Parker is inspired by the Biblical story of the Good Samaritan. The Samaritan became good, Martin Luther King observed, when he stopped asking “What’s going to happen to me if I help this person in need?” and started asking, “What’s going happen to him if I don’t help?” Parker looked into his soul and asked himself, “What happens to these women when abortion is not available?”
Richardson uses Parker’s story to examine the barriers to abortion access in an era when abortion remains a protected right on paper, but anti-choicers use red tape and intimidation to separate women from their healthcare providers.
John H. Richardson grew up in Asia, the son of a senior CIA officer. He studied literature at the University of Southern California and Columbia University, then started his journalism career as a police reporter at the Albuquerque Tribune. He has been a “writer at large” at Esquire magazine since 1997. He has also published in the Atlantic, The New Republic, the New York Times, the Washington Post and many other publications.

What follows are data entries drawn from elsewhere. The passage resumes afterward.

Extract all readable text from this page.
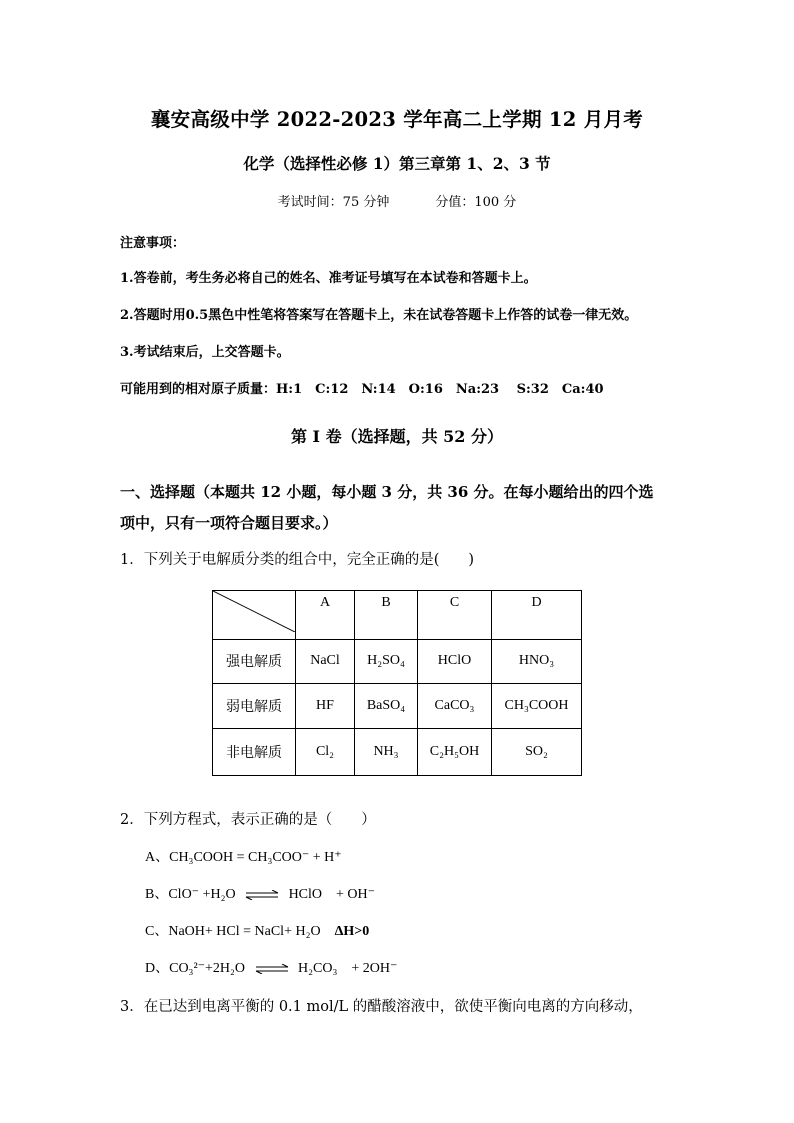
襄安高级中学 2022-2023 学年高二上学期 12 月月考
化学（选择性必修 1）第三章第 1、2、3 节
考试时间：75 分钟	分值：100 分
注意事项：
1.答卷前，考生务必将自己的姓名、准考证号填写在本试卷和答题卡上。
2.答题时用0.5黑色中性笔将答案写在答题卡上，未在试卷答题卡上作答的试卷一律无效。
3.考试结束后，上交答题卡。
可能用到的相对原子质量：H:1　C:12　N:14　O:16　Na:23　 S:32　Ca:40
第 I 卷（选择题，共 52 分）
一、选择题（本题共 12 小题，每小题 3 分，共 36 分。在每小题给出的四个选
项中，只有一项符合题目要求。）
1．下列关于电解质分类的组合中，完全正确的是(　　)
	A	B	C	D
强电解质	NaCl	H₂SO₄	HClO	HNO₃
弱电解质	HF	BaSO₄	CaCO₃	CH₃COOH
非电解质	Cl₂	NH₃	C₂H₅OH	SO₂
2．下列方程式，表示正确的是（　　）
A、CH₃COOH = CH₃COO⁻ + H⁺
B、ClO⁻ +H₂O ⇌ HClO　+ OH⁻
C、NaOH+ HCl = NaCl+ H₂O　ΔH>0
D、CO₃²⁻+2H₂O ⇌ H₂CO₃　+ 2OH⁻
3．在已达到电离平衡的 0.1 mol/L 的醋酸溶液中，欲使平衡向电离的方向移动，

He was a finalist for the National Magazine Association’s award in feature writing in 2010 (for “The Last Abortion Doctor”) and winner of the 2010 MIN Editorial and Design Awards in online feature writing. In 2014 he won the New York Press Club’s crime-writing award in the magazine category for “El Gringo Loco,” a story (published in Playboy) about an American college student who joined a Mexican drug cartel. He is also the author of three books, The Vipers’ Club (William Morrow, 1996); In The Little World (Harper Collins, 2001) and My Father The Spy (Harper Collins, 2005). He is married to Katherine Potter, who writes and illustrates children’s books when not working as a newspaper art director. They have two awesome daughters, Rachel and Julia.